As for feedback from Microsoft? God almighty, couldn't agree more with you. This particular thread contains response to my feedback that I'm finding insulting, arogant and ignorant to the boot (fourth comment counting from the bottom):
But this isn't separated example of how guys from VS threat their costumers. If you would care to take time and browse my feedback (although I don't blame you if you won't - the way Connect works is appaling in it's own way) for them you would find good few more of similiar (dismissive, rude and arrogant) approach.
But I tell you something pete, let them plow in their "improved, optimized" managed world and they will undoubtedly share Java's world of "increased number of users" etc etc.
Good luck to you pete and I hope you will find right IDE for your needs.

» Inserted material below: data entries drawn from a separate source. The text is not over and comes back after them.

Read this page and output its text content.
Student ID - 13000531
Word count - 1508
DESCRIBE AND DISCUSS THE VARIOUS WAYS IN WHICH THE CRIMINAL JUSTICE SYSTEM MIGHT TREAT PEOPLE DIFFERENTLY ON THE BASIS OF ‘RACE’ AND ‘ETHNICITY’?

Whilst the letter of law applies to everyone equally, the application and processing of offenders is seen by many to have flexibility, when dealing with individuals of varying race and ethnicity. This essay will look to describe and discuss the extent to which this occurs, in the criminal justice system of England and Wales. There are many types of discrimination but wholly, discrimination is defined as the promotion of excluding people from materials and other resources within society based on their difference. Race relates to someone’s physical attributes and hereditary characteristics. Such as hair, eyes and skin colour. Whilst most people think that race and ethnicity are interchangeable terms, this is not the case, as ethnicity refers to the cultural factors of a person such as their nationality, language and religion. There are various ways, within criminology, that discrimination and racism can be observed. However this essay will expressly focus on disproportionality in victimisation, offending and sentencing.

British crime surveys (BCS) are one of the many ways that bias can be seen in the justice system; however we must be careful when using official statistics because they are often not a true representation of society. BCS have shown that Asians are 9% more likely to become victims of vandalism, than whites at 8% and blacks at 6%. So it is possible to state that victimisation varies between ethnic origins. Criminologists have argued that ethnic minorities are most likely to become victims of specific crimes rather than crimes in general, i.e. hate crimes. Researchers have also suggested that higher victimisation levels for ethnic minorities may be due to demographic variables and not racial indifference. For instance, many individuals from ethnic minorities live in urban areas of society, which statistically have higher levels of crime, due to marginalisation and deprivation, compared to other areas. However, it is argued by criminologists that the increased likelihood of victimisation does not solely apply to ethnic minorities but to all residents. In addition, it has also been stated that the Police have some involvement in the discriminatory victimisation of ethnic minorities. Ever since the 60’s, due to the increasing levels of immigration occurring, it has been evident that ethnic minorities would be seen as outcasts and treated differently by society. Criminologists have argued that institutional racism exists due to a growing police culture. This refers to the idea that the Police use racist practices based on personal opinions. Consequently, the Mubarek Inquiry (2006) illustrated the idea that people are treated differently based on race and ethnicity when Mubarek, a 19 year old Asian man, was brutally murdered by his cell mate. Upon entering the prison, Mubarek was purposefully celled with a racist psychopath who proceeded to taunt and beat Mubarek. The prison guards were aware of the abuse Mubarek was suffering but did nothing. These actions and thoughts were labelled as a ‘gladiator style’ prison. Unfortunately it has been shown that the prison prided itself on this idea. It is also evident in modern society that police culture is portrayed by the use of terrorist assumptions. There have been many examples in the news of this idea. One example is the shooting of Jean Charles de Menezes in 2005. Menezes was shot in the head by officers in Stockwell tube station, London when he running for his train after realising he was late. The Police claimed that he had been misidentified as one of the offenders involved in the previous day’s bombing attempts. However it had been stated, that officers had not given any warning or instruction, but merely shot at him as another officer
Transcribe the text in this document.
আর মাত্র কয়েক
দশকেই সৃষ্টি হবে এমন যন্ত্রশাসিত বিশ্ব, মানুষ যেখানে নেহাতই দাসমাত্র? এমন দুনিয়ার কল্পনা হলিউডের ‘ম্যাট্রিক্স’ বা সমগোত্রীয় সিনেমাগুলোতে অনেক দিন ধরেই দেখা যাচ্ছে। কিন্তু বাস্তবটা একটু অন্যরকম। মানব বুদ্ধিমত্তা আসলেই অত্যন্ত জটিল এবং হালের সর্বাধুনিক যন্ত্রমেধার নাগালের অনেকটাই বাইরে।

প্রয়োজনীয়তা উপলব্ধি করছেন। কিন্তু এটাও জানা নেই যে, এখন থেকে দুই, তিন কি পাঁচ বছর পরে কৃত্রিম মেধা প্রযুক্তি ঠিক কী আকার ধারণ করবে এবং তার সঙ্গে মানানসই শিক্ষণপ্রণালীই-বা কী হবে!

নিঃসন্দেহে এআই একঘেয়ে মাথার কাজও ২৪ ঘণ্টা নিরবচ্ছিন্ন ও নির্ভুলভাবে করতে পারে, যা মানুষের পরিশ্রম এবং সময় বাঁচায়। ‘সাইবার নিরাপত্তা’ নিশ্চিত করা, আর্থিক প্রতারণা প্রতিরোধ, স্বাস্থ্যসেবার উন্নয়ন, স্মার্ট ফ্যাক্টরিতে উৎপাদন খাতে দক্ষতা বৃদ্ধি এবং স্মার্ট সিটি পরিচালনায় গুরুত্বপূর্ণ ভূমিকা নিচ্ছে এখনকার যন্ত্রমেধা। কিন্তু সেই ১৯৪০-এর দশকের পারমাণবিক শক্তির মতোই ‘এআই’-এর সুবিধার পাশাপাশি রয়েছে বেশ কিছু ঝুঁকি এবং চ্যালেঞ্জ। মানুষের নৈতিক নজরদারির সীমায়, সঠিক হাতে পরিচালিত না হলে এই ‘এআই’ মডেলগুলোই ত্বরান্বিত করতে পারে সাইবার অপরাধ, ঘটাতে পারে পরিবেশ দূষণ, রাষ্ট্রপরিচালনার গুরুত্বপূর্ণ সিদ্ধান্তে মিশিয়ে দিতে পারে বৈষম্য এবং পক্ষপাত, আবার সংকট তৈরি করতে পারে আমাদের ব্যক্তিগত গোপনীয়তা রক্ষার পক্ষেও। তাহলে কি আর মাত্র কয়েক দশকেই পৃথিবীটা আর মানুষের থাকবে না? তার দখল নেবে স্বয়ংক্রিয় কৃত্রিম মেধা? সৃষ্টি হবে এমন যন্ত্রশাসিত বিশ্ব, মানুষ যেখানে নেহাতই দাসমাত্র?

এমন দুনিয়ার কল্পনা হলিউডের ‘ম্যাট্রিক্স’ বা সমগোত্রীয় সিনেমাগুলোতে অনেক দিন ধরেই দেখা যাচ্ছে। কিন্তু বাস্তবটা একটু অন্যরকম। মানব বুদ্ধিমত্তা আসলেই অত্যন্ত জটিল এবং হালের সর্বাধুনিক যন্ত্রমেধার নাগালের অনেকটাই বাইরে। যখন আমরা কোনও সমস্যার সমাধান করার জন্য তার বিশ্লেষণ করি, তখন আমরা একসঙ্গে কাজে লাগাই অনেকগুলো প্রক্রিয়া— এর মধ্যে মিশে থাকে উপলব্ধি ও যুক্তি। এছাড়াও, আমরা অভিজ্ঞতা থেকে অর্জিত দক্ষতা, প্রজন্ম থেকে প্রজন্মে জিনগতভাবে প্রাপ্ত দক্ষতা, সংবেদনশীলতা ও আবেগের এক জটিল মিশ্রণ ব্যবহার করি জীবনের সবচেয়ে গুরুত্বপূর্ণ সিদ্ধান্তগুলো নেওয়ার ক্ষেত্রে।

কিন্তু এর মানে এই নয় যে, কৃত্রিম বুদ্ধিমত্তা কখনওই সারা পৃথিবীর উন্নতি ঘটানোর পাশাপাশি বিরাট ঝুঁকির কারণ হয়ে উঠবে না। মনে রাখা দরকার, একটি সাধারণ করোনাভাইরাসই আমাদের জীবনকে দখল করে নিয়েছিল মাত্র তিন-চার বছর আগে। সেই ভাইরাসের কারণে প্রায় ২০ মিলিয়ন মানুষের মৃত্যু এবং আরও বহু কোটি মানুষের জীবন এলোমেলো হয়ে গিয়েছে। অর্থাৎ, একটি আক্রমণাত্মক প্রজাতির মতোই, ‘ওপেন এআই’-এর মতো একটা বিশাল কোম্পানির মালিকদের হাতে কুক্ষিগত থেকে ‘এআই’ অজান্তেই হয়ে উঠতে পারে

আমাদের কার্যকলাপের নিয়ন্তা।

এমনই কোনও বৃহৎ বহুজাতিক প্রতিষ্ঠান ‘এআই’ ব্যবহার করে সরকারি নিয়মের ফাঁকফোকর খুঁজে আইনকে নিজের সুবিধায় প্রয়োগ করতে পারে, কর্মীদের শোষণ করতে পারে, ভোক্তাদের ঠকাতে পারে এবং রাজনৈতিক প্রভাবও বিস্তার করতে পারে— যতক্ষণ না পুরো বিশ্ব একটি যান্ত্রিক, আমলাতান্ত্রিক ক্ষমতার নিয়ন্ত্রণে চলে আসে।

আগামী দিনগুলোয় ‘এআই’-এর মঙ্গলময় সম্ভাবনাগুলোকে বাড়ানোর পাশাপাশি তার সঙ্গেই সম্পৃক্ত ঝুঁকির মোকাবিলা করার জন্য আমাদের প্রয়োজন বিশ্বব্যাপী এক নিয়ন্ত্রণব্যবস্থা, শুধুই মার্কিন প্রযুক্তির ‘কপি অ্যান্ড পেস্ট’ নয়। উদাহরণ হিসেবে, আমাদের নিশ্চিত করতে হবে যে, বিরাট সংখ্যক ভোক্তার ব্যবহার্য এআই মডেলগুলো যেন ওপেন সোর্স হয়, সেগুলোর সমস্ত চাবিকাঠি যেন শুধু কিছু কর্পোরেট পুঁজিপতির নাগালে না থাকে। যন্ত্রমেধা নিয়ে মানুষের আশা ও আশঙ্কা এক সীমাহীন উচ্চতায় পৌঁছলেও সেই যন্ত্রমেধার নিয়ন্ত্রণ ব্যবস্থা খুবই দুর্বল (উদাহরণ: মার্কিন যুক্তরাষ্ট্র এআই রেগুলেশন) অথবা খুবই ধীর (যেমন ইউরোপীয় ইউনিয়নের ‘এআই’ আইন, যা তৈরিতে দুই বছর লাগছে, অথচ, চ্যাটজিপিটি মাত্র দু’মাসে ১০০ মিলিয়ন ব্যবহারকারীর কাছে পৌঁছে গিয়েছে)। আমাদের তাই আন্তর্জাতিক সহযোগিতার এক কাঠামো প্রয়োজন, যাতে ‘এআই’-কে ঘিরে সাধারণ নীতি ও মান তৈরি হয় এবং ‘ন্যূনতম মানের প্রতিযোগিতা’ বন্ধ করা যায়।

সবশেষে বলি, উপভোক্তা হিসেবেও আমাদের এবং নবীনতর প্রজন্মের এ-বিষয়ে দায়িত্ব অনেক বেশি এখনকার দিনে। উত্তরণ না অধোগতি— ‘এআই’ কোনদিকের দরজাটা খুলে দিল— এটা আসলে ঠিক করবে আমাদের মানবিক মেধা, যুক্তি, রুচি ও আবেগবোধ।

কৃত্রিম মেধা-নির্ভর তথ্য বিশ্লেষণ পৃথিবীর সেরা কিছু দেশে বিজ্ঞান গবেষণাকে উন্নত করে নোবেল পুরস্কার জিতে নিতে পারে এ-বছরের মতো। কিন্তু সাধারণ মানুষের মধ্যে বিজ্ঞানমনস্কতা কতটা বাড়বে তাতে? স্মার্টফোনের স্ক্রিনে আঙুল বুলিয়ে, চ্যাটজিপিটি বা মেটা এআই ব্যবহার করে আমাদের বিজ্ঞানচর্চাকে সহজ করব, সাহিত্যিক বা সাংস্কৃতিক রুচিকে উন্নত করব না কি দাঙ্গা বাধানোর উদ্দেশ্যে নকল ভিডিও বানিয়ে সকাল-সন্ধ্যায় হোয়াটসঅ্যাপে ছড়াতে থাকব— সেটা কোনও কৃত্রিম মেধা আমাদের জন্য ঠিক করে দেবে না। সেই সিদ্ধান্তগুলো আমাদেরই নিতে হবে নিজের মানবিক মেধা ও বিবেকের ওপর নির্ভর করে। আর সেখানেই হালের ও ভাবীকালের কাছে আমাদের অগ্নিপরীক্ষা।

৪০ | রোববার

@pete and as for speed of VS2010 which I like to call Very Slow 2010? IIIIIIIIIIIIIIIII dooooooooooonnnnnnnnt eeeeeeevvvveeeeeennnnnnnn waaaaaaaannnnnnnaaaa staaaaaaart oooooooooooonnnnnn iiiiiiiiiiiiiiiiiiiiiiiiiiitttttttttttttttttttttttttttttt. Noooooooowwww IIIIIIIIIIIIIIIIIIIIIIIIIIIIIIIIIIII'mmmmmmmmmmmmmmmm gooooooooooooooooiiiiiiiiiiiiiiiiiinnnnnnnnnnnnng baaaaaaaaaaaaaaaaaaaack toooooooooooooooooo Cccccccccccccccccc++++++++++++++++++++ and I talk like this again.
C++/CLI IntelliSense is very important!!!
But C++ for Windows Phone 7 and later is much more important!!!
Does Visual C++ support Windows 8 for ARM?
Someone kicked off my crutch.
Please bring back intellisense as soon as possible.